La proposta di Spoleto Nelle stanze della presidenza Scs, sabato mattina, si è accomodato il board di patron Antonini, il collegio sindacale e la direzione. Al centro del tavolo il documento con cui, venerdì, Mps ha rifiutato, pur lasciando qualche margine a Spoleto, l’offerta della cooperativa umbra che, stando a quanto risulta, si sarebbe detta disponibile alla restituzione dei 30 milioni prestati da Siena 10 anni fa, proponendo però di rilevare il pacchetto azionario con «un significativo sconto». Quale somma abbia messo sul piatto la Scs non è chiaro.
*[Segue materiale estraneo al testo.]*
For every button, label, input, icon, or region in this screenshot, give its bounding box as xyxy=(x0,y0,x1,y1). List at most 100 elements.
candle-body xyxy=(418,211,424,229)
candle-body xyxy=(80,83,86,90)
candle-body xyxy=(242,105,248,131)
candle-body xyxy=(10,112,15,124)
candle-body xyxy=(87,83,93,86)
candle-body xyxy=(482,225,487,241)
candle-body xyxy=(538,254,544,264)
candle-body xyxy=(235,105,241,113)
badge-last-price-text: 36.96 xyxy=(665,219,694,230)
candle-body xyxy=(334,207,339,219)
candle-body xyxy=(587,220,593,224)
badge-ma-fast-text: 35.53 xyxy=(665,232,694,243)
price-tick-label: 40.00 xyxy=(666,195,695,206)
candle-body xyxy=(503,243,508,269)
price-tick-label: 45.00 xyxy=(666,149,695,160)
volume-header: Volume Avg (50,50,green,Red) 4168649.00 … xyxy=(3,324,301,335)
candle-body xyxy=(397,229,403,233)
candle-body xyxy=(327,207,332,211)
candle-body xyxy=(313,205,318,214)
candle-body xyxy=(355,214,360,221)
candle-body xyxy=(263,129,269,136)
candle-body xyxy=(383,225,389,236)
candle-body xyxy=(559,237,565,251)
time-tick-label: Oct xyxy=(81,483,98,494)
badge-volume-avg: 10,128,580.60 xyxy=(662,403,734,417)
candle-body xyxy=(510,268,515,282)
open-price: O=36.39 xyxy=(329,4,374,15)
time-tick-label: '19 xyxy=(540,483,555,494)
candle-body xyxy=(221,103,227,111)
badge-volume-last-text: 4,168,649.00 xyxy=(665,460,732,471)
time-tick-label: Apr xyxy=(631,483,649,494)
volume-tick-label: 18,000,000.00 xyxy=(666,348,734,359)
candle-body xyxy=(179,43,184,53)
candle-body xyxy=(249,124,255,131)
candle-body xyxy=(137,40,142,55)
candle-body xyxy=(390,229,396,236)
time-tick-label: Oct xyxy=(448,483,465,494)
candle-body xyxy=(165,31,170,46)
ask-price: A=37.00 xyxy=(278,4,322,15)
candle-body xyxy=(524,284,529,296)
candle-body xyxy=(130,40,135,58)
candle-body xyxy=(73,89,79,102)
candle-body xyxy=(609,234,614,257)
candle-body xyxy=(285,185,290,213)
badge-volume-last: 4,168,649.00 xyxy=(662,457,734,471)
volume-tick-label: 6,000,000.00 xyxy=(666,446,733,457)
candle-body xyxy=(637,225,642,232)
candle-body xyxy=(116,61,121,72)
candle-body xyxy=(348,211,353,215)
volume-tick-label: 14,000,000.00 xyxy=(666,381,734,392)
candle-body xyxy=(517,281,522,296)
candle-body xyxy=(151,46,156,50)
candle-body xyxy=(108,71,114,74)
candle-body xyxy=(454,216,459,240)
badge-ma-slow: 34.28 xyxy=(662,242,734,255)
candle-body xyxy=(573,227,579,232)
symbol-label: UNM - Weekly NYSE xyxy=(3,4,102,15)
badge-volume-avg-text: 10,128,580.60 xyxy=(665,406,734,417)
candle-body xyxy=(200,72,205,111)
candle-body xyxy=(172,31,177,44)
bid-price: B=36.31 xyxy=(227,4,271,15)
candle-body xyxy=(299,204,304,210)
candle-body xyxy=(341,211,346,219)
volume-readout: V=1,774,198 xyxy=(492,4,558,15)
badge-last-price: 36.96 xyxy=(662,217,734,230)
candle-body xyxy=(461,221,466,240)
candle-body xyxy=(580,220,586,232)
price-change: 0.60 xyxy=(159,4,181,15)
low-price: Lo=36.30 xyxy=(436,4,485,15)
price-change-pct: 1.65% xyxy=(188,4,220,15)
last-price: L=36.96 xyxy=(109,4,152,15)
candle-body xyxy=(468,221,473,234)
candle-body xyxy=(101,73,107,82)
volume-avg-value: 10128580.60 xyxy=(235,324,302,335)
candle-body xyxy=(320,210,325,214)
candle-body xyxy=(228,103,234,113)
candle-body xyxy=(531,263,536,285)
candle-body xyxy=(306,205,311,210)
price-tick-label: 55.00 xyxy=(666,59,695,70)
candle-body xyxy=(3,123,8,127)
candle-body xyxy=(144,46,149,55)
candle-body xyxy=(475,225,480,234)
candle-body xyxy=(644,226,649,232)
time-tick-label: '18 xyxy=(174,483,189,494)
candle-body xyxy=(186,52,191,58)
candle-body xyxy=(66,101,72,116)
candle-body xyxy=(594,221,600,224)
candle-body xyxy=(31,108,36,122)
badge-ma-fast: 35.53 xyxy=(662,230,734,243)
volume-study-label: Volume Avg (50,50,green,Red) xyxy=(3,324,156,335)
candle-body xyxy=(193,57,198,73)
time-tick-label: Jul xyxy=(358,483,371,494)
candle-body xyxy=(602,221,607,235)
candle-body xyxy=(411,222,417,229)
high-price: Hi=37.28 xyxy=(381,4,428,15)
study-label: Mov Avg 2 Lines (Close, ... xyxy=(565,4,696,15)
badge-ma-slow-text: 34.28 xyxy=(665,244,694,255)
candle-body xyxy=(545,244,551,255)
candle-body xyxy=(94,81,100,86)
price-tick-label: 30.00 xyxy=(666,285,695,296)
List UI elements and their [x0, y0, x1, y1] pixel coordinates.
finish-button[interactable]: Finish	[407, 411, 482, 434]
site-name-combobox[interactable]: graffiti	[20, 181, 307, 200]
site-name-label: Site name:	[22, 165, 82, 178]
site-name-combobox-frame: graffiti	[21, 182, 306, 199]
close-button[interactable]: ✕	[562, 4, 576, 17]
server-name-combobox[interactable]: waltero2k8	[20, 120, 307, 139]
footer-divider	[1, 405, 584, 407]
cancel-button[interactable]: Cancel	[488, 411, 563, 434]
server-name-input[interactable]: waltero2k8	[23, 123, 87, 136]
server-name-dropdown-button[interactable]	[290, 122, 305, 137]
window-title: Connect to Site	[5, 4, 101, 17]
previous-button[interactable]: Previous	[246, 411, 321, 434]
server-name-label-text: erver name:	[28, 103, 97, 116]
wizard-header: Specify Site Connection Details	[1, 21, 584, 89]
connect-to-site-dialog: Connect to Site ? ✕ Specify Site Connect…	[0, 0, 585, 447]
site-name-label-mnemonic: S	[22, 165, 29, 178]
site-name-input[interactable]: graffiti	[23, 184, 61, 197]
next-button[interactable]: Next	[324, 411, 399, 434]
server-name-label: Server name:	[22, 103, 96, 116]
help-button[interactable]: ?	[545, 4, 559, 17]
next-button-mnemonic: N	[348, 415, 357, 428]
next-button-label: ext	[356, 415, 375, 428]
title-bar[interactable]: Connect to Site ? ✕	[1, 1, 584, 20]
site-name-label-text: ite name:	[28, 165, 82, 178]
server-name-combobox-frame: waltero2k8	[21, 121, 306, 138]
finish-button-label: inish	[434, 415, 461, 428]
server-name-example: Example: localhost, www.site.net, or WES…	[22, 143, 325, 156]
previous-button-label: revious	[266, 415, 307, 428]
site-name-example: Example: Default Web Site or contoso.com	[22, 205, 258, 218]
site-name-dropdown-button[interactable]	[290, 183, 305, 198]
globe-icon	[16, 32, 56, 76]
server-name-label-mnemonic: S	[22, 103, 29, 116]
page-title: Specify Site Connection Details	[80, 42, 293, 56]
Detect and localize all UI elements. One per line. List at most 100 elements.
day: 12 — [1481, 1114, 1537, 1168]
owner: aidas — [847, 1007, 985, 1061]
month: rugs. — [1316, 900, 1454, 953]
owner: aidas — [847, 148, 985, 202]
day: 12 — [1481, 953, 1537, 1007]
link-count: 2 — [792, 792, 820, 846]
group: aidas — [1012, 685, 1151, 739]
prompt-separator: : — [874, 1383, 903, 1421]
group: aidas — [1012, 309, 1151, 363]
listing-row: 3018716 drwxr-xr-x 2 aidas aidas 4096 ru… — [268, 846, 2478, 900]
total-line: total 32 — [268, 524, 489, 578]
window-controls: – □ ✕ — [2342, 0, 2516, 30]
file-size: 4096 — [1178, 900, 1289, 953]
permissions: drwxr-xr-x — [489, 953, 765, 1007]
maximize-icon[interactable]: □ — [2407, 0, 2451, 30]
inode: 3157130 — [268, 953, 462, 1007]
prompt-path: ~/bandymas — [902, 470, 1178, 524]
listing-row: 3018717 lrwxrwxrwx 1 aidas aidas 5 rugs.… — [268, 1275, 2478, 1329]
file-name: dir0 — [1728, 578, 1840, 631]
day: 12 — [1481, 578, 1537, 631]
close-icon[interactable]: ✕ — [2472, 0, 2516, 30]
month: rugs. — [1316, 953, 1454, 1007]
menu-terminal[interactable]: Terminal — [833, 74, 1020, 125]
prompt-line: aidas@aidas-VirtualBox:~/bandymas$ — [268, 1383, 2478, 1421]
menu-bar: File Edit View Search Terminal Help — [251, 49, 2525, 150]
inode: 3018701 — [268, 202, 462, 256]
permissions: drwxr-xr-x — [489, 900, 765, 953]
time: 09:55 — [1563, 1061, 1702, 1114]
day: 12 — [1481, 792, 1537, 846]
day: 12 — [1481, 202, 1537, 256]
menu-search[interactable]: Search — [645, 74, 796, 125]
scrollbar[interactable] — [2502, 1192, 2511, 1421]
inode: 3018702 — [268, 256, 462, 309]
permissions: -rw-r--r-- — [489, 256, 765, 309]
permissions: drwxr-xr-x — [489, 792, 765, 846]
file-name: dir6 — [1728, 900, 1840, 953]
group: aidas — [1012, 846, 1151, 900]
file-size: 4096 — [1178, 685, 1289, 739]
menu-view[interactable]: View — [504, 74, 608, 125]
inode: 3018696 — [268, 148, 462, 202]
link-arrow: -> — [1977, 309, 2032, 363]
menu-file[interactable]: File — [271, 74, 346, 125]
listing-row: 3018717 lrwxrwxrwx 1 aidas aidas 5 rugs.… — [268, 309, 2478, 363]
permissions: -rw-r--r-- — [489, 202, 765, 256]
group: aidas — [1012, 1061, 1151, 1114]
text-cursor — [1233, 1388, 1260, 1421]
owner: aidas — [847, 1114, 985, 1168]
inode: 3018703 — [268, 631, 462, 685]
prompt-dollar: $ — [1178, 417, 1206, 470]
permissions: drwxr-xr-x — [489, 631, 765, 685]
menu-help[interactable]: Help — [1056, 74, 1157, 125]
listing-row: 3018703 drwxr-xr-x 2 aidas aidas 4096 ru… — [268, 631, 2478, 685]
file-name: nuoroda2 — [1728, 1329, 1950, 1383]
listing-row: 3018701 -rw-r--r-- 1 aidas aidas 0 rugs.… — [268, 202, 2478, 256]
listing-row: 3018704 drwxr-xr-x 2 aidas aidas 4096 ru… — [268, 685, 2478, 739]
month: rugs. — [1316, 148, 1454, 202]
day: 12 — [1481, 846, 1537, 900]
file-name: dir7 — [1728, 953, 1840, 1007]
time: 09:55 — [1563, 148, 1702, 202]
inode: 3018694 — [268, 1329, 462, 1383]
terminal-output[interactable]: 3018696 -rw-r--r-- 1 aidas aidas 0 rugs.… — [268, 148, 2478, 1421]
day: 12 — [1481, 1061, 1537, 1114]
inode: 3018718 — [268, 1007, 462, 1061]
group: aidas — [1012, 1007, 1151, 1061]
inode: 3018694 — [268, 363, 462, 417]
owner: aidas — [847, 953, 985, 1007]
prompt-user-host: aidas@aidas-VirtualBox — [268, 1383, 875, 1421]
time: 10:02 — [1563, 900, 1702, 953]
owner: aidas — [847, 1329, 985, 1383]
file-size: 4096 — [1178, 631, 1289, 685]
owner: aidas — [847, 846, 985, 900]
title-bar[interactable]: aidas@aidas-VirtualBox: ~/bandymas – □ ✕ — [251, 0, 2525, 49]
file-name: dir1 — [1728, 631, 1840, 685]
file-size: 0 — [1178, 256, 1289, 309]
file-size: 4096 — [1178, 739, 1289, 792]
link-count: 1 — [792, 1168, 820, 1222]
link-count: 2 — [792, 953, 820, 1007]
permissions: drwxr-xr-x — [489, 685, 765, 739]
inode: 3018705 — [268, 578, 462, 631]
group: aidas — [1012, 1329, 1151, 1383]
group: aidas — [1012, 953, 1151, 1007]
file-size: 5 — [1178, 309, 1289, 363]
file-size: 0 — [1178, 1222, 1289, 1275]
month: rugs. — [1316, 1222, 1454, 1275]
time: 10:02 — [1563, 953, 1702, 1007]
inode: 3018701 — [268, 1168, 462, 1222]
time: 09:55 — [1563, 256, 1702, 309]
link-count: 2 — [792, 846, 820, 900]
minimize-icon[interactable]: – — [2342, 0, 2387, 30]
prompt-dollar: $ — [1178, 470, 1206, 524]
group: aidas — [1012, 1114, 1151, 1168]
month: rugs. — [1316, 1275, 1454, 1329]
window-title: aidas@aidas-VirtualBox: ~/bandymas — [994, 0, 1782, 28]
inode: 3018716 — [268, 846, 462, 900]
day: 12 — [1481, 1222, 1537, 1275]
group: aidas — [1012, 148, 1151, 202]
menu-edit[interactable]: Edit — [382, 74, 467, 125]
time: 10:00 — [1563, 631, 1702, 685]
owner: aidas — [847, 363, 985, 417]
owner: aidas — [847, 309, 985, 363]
Quello che si sa è che il 26% di Bps in mano a Mps vale 73 milioni, ma Siena in bilancio lo avrebbe iscritto per circa 50 milioni, cifra «notevolmente ridimensionata» nella proposta formulata da Scs e rifiutata da Mps.

Scadenze e strategie Ora, dunque, la tattica tracciata dallo stato maggiore di Antonini prevederebbe l’avvio di una trattativa, al rialzo naturalmente, con Rocca Salimbeni. «Lunedì non succederà nulla – spiega fuori da palazzo Pianciani il vicepresidente Scs Marco Bellingacci – i patti parasociali sono accordi tra gentiluomini, si cercherà di mediare ma se una soluzione non sarà trovata restano sempre altre strade, ad esempio l’arbitrato». La scadenza per Spoleto, insomma, non è perentoria, ma nonostante il «clima sereno» i legali Scs sarebbero già chini da giorni sul patto parasociale. Con le trattative con i potenziali acquirenti ancora in corso, ormai l’ipotesi più probabile è che  a rilevare il 26% sarà la cooperativa umbra che, poi, lo ricollocherà sul mercato una volta individuata la soluzione più opportuna.

Scs verso acquisizione 26% La copertura all’operazione di acquisizione delle quote sarebbe assicurata dal finanziamento-ponte che da più parti, oggi, viene definito come «disponibile, grazie al sostegno di alcuni istituti di credito e investitori», anche se non è chiaro quanto larga sia la coperta e, quindi, quali i margini della trattativa con Siena. A mancare, comunque, oltre all’accordo con Mps e la quadra con i potenziali acquirenti interessati al 26%, sarebbe anche la delibera dell’assemblea dei soci prevista dallo statuto Scs sulla cui necessità, in caso di finanziamento ponte, ci sarebbe più di una perplessità. I legali sono al lavoro.

Antonini: «Non ci saranno sorprese» Lunedì, dichiarazioni alla mano, Mps attende una risposta dalla Scs e anche se in piazza Pianciani tutti si dicono «tranquilli» Rocca Salimbeni potrebbe cedere il proprio 26% chiudendo l’operazione con chi nelle ultime settimane ha mostrato appetiti per la banca umbra, a cominciare dalla cordata di imprenditori guidata da Francesco Carbonetti presidente della newco Clitumnus srl che sul piatto ha messo 2.1 euro ad azione. Un epilogo che nessuno, a piazza Pianciani, reputa verosimile. «Lei – spiega Giovannino Antonini, presidente Scs – diventerebbe socio di minoranza di una banca che ha già valutato e respinto la sua offerta quindi sapendo di non avere alcuna possibilità di governance? Siamo saldamente al timone, non ci saranno sorprese». All’orizzonte, però, c’è sempre l’aumento di capitale sociale che dovrà essere indicato dalla Banca d’Italia. E a cui i soci saranno chiamati a far fronte.